A morte de seis pacientes na manhã desta sexta-feira (19) no Hospital Municipal Lauro Reus, em Campo Bom, no Vale do Sinos, teria sido ocasionada por uma "instabilidade na rede central de distribuição de oxigênio" do local, problema que durou aproximadamente 30 minutos, conforme apontam a instituição de saúde, a prefeitura do município e a Secretaria Estadual da Saúde (SES). O hospital e a SES negam, no entanto, que tenha ocorrido falta de oxigênio.
A instituição informou que o local opera atualmente com capacidade próxima a 300% acima da média.
Conforme a direção do hospital, a causa da falha no sistema será apurada na sindicância que foi aberta. A promotora de Justiça Letícia Elsner Pacheco vai solicitar que a Polícia Civil instaure um inquérito para investigar de quem é a responsabilidade pela falha. GZH tenta contato com a Polícia Civil do município.
Na nota que distribuiu à imprensa, o hospital diz que "não houve em momento algum falta de oxigênio aos pacientes, devido à rápida ação da equipe assistencial, que acionou imediatamente o Plano de Contingência".
De acordo com a instituição, o oxigênio é mantido em um tanque central na parte externa do hospital, e fornecido pela empresa Air Liquide. O fornecimento do oxigênio, que é feito por meio de tubulação, é monitorado remotamente. Em caso de instabilidade no sistema, um alarme soa no local, e técnicos são acionados para resolver a falha.
Ao mesmo tempo, para evitar que os pacientes sejam prejudicados durante essa instabilidade, a equipe médica coloca em prática de forma imediata o plano de contingência, explicou o hospital. A ação consiste em retirar os pacientes do respirador e colocá-los no cilindro manual, para que recebam o oxigênio por ali.
Relato de familiares e do hospital divergem
Conforme o hospital, no momento da falha (que ocorreu por volta das 8h30min desta sexta), havia 26 pacientes em ventilação mecânica, e todos eles receberam os cilindros.
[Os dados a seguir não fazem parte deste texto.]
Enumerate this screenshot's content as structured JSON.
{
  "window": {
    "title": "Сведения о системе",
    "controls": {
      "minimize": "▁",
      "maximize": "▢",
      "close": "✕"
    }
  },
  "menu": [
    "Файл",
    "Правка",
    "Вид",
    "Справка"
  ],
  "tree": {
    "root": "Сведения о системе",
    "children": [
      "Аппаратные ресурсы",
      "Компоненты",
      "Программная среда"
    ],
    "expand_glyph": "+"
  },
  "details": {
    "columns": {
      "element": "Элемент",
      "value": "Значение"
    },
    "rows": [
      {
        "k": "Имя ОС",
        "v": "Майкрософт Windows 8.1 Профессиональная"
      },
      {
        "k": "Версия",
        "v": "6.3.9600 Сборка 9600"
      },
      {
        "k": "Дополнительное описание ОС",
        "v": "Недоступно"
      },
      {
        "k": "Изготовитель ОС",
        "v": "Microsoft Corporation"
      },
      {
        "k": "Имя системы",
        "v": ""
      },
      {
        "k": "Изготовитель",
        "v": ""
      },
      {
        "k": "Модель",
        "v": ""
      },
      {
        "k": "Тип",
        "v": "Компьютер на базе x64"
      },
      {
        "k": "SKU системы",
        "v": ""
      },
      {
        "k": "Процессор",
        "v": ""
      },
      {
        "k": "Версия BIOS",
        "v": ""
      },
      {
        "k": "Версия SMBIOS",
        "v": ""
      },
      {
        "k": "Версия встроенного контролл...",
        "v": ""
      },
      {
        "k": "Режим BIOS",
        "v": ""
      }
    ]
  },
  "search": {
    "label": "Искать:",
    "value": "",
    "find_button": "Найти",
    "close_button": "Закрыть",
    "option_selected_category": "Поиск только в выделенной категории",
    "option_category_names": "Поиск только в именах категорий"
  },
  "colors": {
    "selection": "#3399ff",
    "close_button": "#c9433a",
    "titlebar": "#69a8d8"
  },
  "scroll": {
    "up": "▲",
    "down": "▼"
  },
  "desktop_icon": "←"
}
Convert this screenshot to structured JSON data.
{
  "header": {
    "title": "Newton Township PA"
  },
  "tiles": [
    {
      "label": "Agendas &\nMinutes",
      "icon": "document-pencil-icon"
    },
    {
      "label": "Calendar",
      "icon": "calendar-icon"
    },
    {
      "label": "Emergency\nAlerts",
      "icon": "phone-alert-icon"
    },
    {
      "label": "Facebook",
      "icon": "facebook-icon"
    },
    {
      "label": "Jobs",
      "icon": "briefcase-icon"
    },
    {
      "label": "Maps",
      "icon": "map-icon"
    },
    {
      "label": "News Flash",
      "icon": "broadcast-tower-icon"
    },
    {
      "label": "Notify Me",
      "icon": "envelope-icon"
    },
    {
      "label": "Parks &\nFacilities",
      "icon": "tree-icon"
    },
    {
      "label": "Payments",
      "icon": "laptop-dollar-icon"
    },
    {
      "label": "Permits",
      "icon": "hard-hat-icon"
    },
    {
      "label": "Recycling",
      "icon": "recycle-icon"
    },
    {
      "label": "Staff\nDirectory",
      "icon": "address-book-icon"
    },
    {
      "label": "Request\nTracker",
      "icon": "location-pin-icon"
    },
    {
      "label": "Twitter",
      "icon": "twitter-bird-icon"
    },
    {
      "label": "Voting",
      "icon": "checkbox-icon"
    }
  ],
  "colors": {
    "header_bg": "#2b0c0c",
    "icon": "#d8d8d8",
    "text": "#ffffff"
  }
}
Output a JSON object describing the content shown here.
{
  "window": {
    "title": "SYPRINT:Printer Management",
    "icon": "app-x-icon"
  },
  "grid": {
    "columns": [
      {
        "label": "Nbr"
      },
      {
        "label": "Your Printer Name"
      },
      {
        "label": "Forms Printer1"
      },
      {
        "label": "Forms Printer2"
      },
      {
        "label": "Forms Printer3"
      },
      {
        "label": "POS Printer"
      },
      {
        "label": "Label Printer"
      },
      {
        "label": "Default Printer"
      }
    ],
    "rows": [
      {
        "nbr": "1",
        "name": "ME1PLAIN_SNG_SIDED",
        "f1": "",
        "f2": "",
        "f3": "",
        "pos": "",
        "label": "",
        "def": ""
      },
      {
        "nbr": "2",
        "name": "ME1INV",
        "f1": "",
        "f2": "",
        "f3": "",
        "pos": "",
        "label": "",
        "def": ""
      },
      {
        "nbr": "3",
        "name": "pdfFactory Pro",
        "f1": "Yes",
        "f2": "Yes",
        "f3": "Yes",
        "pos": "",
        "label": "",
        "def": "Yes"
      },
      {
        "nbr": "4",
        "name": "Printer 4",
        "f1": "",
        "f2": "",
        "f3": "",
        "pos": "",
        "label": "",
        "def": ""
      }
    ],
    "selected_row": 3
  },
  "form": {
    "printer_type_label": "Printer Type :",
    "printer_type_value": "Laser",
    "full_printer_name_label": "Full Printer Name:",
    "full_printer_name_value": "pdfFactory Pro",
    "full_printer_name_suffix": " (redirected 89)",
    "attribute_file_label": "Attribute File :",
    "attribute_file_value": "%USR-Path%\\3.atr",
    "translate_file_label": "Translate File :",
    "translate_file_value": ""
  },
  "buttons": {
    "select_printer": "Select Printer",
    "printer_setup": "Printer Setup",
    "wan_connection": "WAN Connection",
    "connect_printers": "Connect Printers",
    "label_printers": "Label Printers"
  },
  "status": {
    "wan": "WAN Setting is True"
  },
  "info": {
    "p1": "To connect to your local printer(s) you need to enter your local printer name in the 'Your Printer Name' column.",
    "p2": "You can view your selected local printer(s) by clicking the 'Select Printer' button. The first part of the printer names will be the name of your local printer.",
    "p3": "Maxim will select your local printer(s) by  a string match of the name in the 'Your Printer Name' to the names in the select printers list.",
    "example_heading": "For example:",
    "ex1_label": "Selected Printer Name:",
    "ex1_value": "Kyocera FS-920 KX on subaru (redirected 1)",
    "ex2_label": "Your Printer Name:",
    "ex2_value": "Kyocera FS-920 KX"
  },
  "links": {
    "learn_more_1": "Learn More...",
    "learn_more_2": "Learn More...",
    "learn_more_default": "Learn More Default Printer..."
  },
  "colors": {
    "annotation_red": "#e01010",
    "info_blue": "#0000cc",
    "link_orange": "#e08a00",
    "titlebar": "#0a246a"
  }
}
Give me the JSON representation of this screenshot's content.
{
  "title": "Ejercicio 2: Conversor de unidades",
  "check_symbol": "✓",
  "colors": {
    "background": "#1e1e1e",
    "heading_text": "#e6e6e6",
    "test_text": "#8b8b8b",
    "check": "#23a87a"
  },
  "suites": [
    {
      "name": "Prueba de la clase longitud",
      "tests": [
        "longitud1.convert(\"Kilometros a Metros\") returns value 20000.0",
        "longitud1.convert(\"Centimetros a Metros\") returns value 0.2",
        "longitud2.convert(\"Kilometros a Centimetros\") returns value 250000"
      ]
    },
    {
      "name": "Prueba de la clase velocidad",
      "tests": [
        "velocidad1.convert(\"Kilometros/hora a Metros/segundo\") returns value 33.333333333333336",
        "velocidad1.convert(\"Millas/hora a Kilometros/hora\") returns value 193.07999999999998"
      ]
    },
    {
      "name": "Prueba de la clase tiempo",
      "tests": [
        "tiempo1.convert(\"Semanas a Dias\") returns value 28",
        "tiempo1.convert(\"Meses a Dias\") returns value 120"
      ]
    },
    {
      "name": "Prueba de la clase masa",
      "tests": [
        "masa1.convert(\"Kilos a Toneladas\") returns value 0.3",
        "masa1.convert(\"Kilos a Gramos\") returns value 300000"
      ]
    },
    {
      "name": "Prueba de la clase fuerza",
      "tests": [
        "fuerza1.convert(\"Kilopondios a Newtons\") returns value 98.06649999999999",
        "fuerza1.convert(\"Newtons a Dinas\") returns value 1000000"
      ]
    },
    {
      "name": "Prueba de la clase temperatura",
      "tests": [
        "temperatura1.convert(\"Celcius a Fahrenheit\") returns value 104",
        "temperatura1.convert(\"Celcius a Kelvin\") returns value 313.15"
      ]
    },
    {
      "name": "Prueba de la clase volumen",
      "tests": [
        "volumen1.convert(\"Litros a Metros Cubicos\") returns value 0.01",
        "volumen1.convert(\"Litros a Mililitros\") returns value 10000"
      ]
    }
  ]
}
Seis pacientes, no entanto, com idades entre 32 e 59 anos acabaram morrendo — a identificação deles não foi divulgada pela entidade. Segundo a casa de saúde, quatro vítimas estavam em estado grave, bastante fragilizadas.
Segundo a entidade, assim que foram constatadas as mortes, os familiares foram notificados imediatamente.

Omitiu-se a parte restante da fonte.